Prinsip hubungan industrial yang diterapkan di Indonesia adalah prinsip hubungan industrial Pancasila. Prinsip ini menghendaki bahwa dalam mengatasi berbagai permasalahan atau sengketa di bidang ketenagakerjaan yang terjadi harus diselesaikan melalui prinsip hubungan industrial Pancasila.
Terjadinya
perselisihan di antara manusia merupakan masalah yang lumrah karena telah
menjadi kodrat manusia itu sendiri, oleh karena itu yang penting dilakukan
adalah bagaimana cara mencegah atau memperkecil perselisihan tersebut atau
mendamaikan kembali mereka yang berselisih.
Menurut
Zeni Asyhadie (Zainal Asikin, 2004:201-202) bahwa yang menjadi pokok pangkal
kekurangpuasan pada umumnya berkisar pada masalah:
a.
Pengupahan;
b.
Jaminan
sosial;
c. Perilaku
penugasan yang kadang-kadang dirasakan kurang sesuai dengan kepribadian;
d.

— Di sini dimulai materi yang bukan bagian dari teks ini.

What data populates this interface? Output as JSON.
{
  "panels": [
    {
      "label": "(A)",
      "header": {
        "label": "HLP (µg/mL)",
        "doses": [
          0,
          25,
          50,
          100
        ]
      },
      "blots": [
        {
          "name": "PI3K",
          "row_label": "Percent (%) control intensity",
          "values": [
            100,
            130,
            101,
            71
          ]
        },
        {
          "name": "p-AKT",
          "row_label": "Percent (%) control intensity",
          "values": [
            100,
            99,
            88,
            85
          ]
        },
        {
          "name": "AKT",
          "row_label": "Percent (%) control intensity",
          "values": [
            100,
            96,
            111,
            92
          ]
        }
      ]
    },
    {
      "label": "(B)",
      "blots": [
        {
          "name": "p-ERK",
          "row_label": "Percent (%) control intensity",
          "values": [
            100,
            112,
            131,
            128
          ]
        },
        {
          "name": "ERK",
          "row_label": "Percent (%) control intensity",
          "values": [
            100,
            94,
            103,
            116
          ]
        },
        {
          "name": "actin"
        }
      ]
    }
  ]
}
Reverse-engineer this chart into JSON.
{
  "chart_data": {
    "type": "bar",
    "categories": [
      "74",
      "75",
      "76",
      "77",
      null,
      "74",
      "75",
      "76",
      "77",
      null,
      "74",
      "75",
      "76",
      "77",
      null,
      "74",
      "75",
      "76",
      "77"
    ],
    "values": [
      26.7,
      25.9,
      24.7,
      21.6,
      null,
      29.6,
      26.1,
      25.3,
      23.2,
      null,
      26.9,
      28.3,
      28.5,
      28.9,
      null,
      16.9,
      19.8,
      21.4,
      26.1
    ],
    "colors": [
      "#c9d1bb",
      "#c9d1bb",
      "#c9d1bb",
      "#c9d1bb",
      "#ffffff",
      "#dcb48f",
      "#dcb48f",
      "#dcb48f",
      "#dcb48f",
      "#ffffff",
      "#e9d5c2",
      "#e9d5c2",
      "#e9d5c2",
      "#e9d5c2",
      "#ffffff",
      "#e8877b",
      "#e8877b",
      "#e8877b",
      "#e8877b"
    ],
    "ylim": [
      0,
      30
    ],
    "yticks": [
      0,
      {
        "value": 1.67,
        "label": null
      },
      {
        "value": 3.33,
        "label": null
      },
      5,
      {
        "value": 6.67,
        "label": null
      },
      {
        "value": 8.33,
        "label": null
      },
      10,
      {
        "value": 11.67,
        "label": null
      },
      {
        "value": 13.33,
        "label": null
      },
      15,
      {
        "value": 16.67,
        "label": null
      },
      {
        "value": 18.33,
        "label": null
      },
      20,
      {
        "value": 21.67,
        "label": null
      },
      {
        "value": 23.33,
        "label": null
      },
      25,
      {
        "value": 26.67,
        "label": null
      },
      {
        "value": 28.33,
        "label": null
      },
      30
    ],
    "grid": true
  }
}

Daya
kerja dan kemampuan kerja yang dirasakan kurang sesuai dengan pekerjaan yang
harus diemban;
e.
Adanya
masalah pribadi.
Menurut
Charles D. Drake (Lalu Husni,2005:41-42) bahwa perselisihan perburuhan yang
terjadi akibat pelanggaran hukum pada umumnya disebabkan karena:
a. Terjadi
perbedaan paham dalam pelaksanaan hukum perburuhan. Hal ini tercermin dari
tindakan-tindakan pekerja/ buruh atau pengusaha yang melanggar suatu ketentuan
hukum, misalnya pengusaha tidak mempertanggungjawabkan buruh/ pekerjanya pada
program jamsostek, membayar upah di bawah ketentuan standar minimum yang
berlaku, tidak memberikan cuti dan sebagainya.
b.
Tindakan
pengusaha yang diskriminatif, misalnya jabatan, jenis pekerjaan, pendidikan,
masa kerja yang sama tapi karena perbedaan jenis kelamin lalu diperlakukan
berbeda.
Sedangkan
perselisihan perburuhan yang terjadi tanpa didahului oleh suatu pelanggaran,
umumnya disebabkan oleh :
a. Perbedaan
dalam menafsirkan hukum perburuhan, misalnya menyangkut cuti melahirkan dan
gugur kandungan, menurut pengusaha buruh/ pekerja wanita tidak berhak atas cuti penuh karena mengalami gugur kandungan, tetapi menurut buruh/
serikat buruh bahwa hak cuti tetap harus diberikan dengan upah penuh
meskipun buruh hanya mengalami gugur
kandungan atau tidak melahirkan.
b. Terjadi
karena ketidaksepahaman dalam perubahan syarat-syarat kerja, misalnya buruh/
serikat buruh menuntut kenaikan upah, uang makan, transportasi, tetapi pihak
pengusaha tidak menyetujui.
Berdasarkan
ketentuan Undang-Undang Nomor 2 Tahun 2004 tentang Penyelesaian Perselisihan
Hubungan Industrial disebutkan dalam Pasal 1 angka 1 bahwa :
“Perselisihan hubungan industrial
adalah perbedaan pendapat yang mengakibatkan pertentangan antara pengusaha atau
gabungan pengusaha dengan pekerja/ buruh atau serikat pekerja/ serikat buruh
karena adanya perselisihan mengenai hak, perselisihan kepentingan,perselisihan
pemutusan hubungan kerja dan perselisihan antarserikat pekerja/serikat buruh
dalam sutau perusahaan”.
Perselisihan
Hubungan Industrial berdasarkan Undang-Undang Nomor 2 Tahun 2004 dapat di bagi
dalam 4 macam atau jenis perselisihan, yaitu :
a.
Perselisihan
Hak
Perselisihan
hak adalah perselisihan yang timbul karena tidak dipenuhinya hak, akibat adanya
perbedaan pelaksanaan atau penafsiran ketentuan peraturan perundang-undangan,
perjanjian kerja, peraturan perusahaan, atau perjanjian kerja bersama (Pasal 1
angka 2 Undang-Undang Nomor 2 Tahun 2004). Menurut pendapat Lalu Husni
(2005:43) bahwa:
“Berdasarkan pengertian di atas,
jelaslah bahwa perselisihan hak (rechtsgeschil)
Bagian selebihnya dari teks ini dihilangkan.